Alternative splicing and other types of mRNA processing events contribute critically to proteome diversity by allowing one gene to encode multiple functionally distinct proteins. The switching of protein isoform expression from one isoform to another is widely implicated in disease and environmental stress, including heart diseases, cancer, alcohol exposure, and oxidative damage. Although many alternative isoforms have now been discovered, their existence and abundance at the protein level remain mostly unknown to researchers, rendering it very challenging to ascertain their true physiological functions and disease relevance. In theory, researchers can harness RNA-seq in conjunction with shotgun proteomics data to guide analysis for protein isoform characterization. However, proteomics and transcriptomics resources are currently fragmentary. Proteomics and transcriptomics data exist in isolated repositories, and computational tools to integrate them are lacking.

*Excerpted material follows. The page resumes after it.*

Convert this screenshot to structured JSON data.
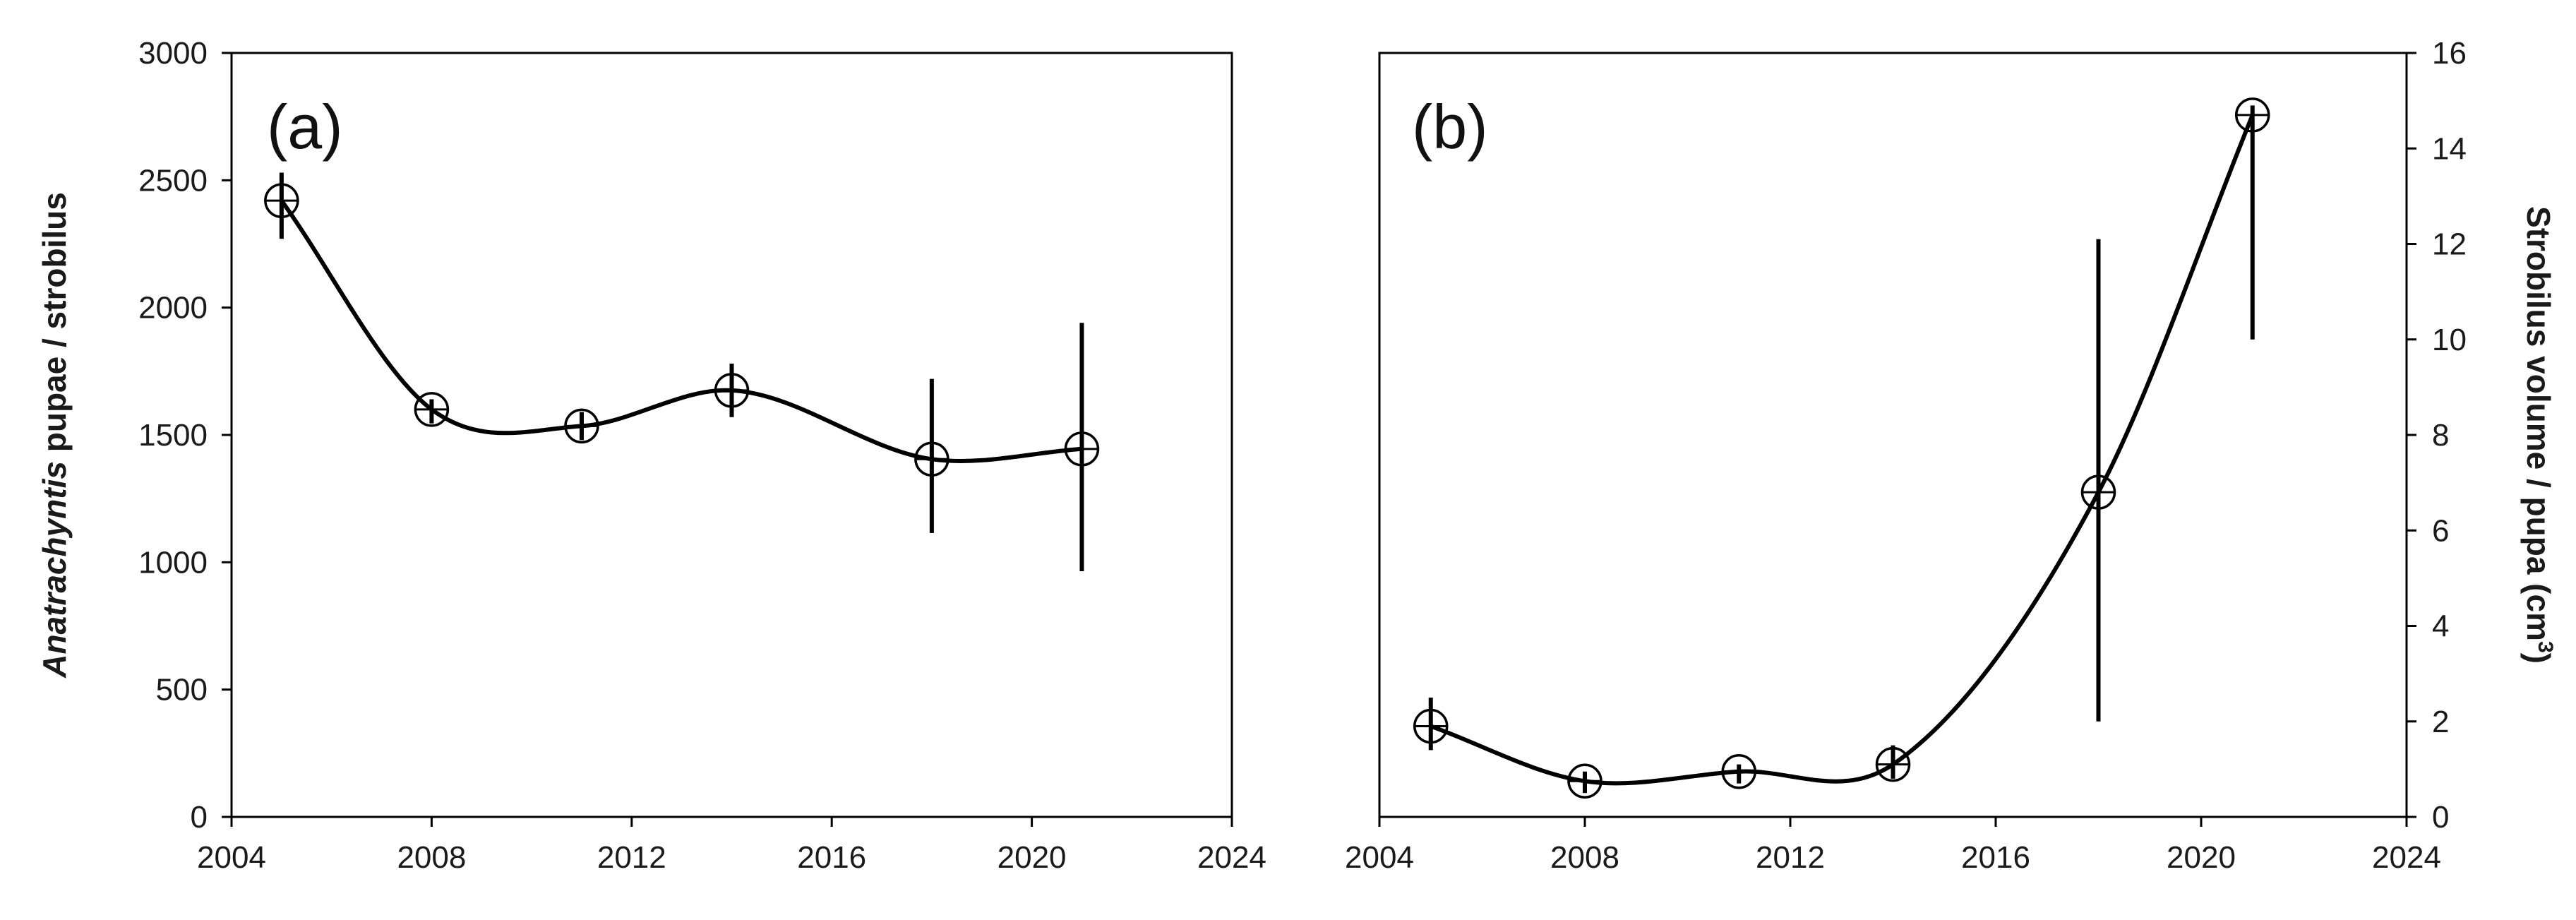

The rapid revolution of Big Data Sciences has now afforded new opportunities for the integration of proteotranscriptomics data. In this new project, we are building ProteoSeq: a user-oriented multi-omics integration platform designed to overcome the challenge of incoherent data and computational resources in the currently separate omics fields of proteomics and transcriptomics. ProteoSeq will enable the effective use of complementary RNA and protein data for in-depth inquiry through a series of proven and preassembled steps behind a seamless user interface. Our goal is to implement ProteoSeq to enable wide users to combine transcriptomics and proteomics data for the routine, large-scale characterization of alternative protein isoforms in various disease models.